The pylorus is a short muscular tube at the end of the stomach which connects to the duodenum. When the lining of the pylorus is thicker than normal, the passageway to the duodenum is narrower, and as a result, less food gets through to the duodenum. This condition, pyloric stenosis, is most common among firstborn males, between the ages of 3-6 weeks.
Symptoms include excessive vomiting, usually after a meal (food is only partially digested), weight loss, fidgety, dehydration. The only way to treat pyloric stenosis is via a corrective surgical procedure – a pyloromyotomy (also called Ramstedt’s Procedure). It is important to remember that excessive vomiting among babies causes an electrolyte disturbance and in order to operate it needs to be corrected.
Do not feed your baby prior to surgery. A cannula will be inserted to drain out the stomach contents. This will prevent choking.

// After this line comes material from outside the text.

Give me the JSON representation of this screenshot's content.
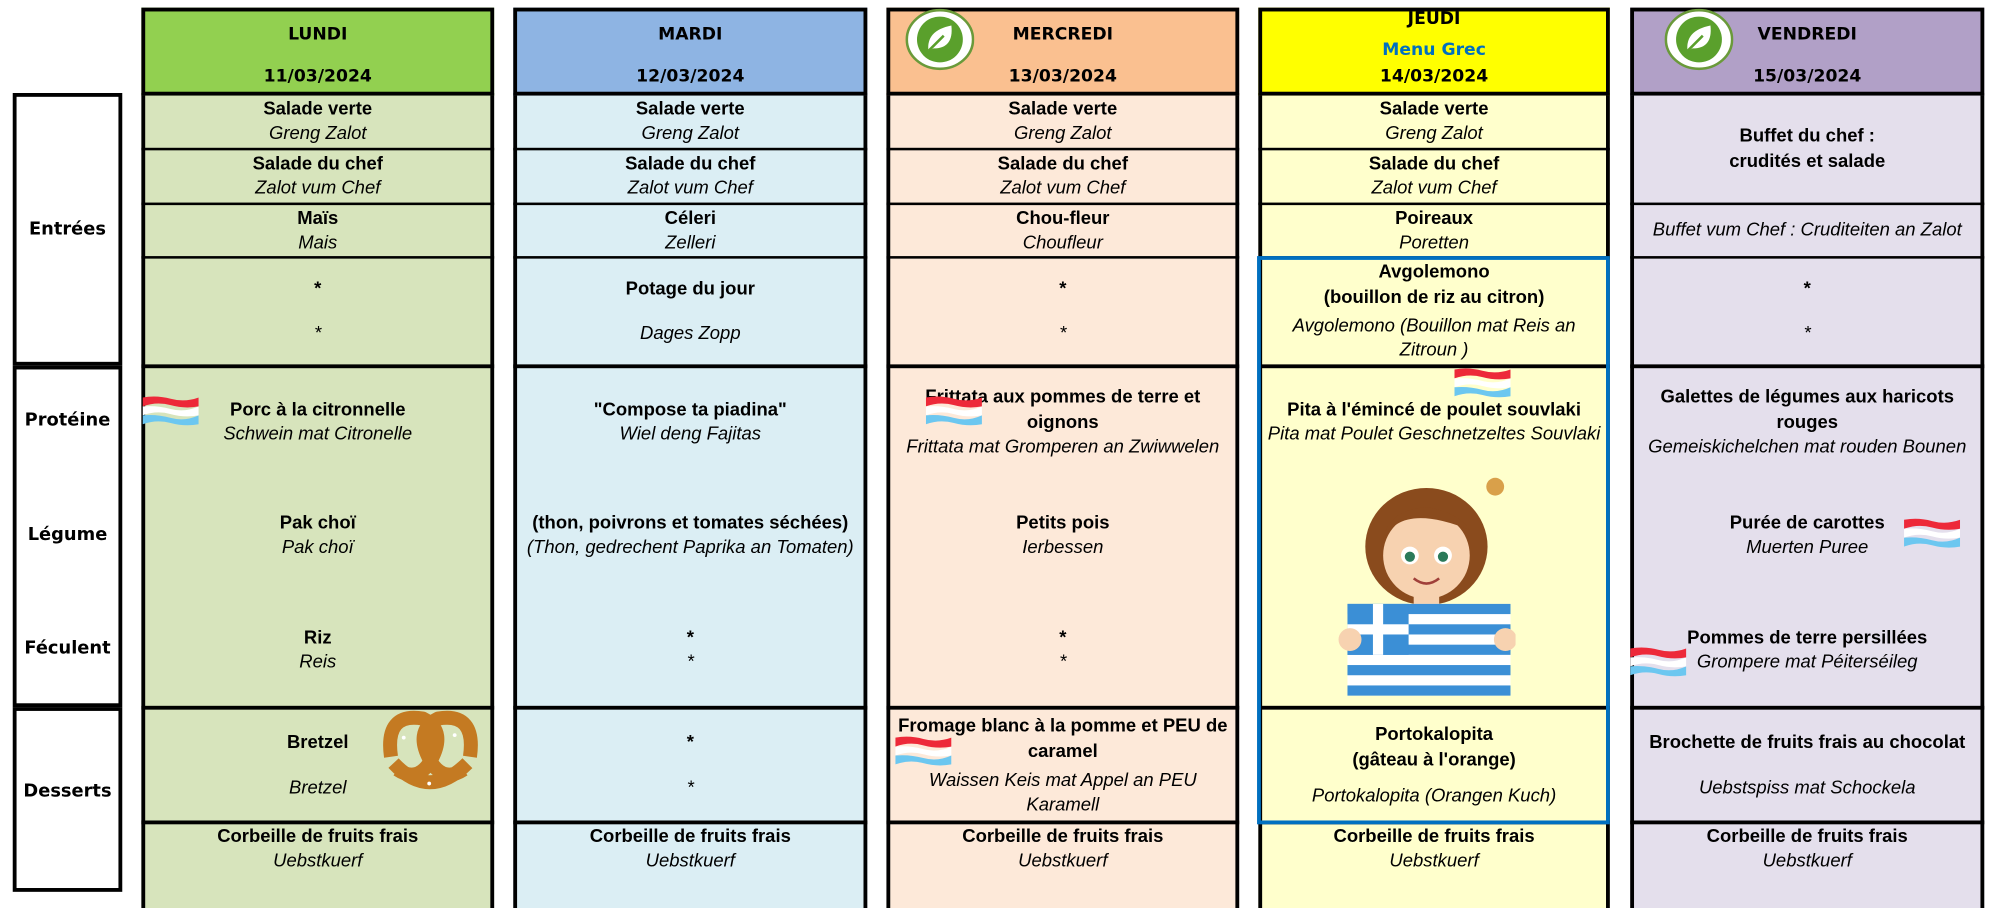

The procedure itself is performed under general anesthesia. A small incision will expose the pylorus and doctors will correct the condition. The incision will then be stitched up and bandaged. The cannula is usually removed a day after surgery (based on the doctor’s recommendation). Your child may exhibit a fever the first day or two following surgery in addition to pain in the surgical area. The doctor will prescribe pain medication. Nurses will help you bathe the baby after the procedure. The bandages will be removed the day after the surgery. The procedure leaves a scar.

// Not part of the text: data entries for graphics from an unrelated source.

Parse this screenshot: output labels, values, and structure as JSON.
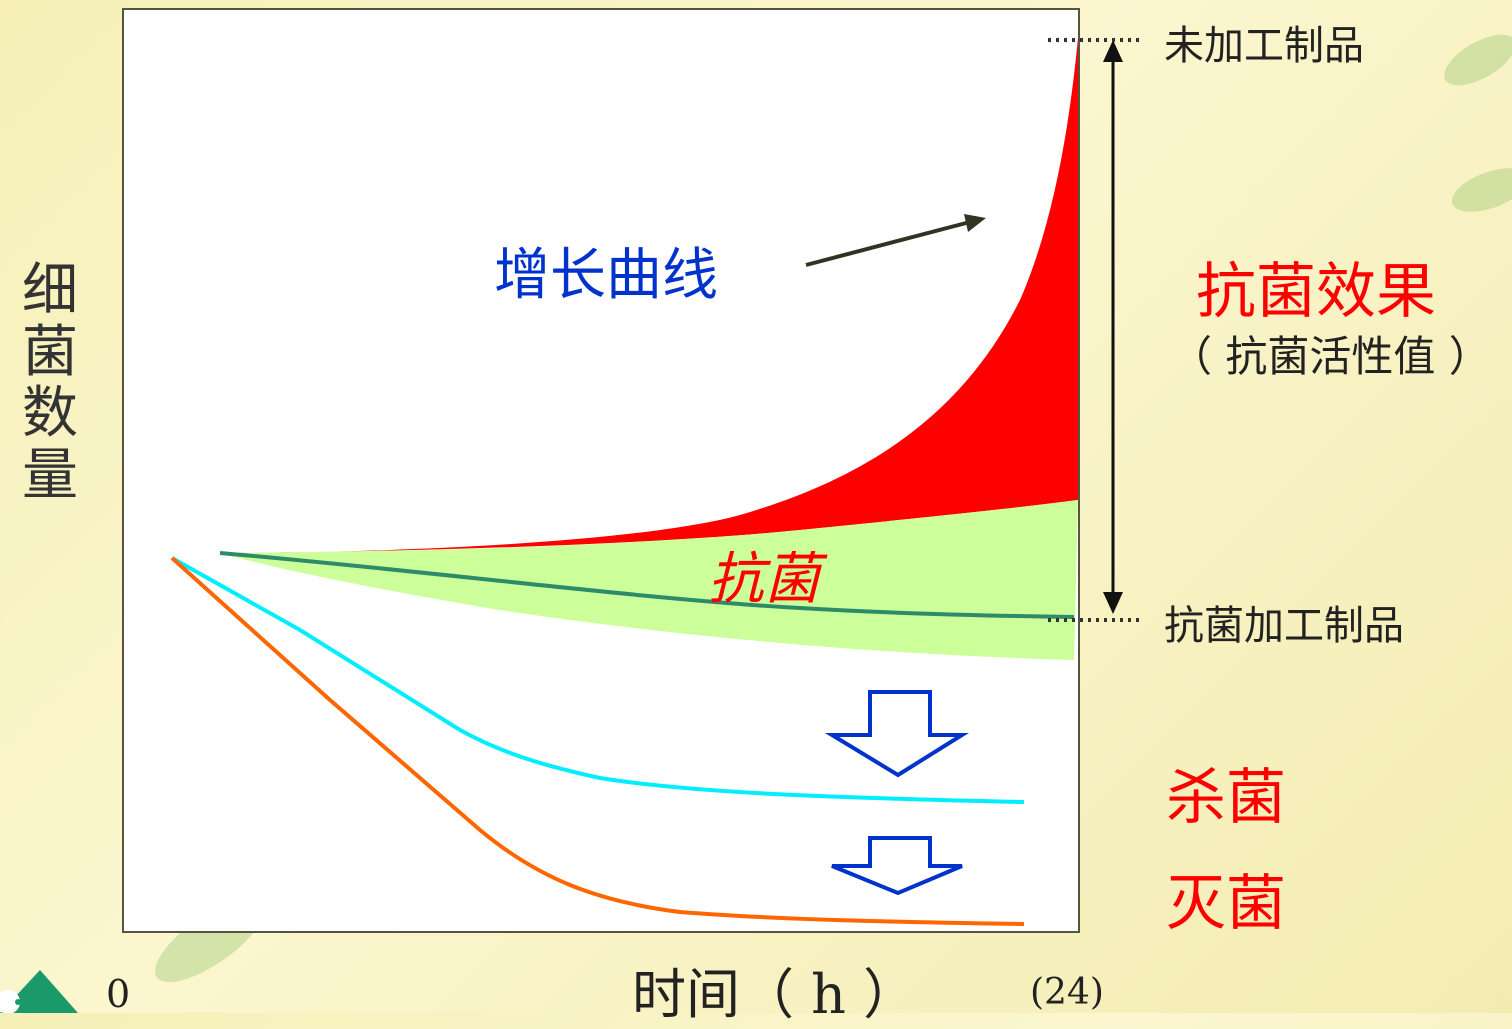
{
  "labels": {
    "untreated": "未加工制品",
    "treated": "抗菌加工制品",
    "antibacterial_effect": "抗菌效果",
    "activity_value": "（ 抗菌活性值 ）",
    "growth_curve": "增长曲线",
    "antibacterial_curve": "抗菌",
    "bactericidal": "杀菌",
    "sterilization": "灭菌"
  },
  "axes": {
    "ylabel": "细菌数量",
    "xlabel": "时间（ h ）",
    "x_start": "0",
    "x_end": "(24)"
  },
  "colors": {
    "growth_area": "#ff0000",
    "antibacterial_area": "#ccff99",
    "antibacterial_line": "#2e8b6a",
    "bactericidal_line": "#00eeff",
    "sterilization_line": "#ff6600",
    "arrow": "#0033cc"
  }
}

For detailed information about corrective surgery for Pyloric Stenosis, CLICK HERE.
Treatment at Home
If the vomiting persists, see your doctor immediately. Though rare, there are cases where pyloric stenosis returns. If the scar is red or swollen, see your doctor immediately. Keep the scar area clean. The stitches will be removed at your local clinic. Make sure your child does not injure the operated area.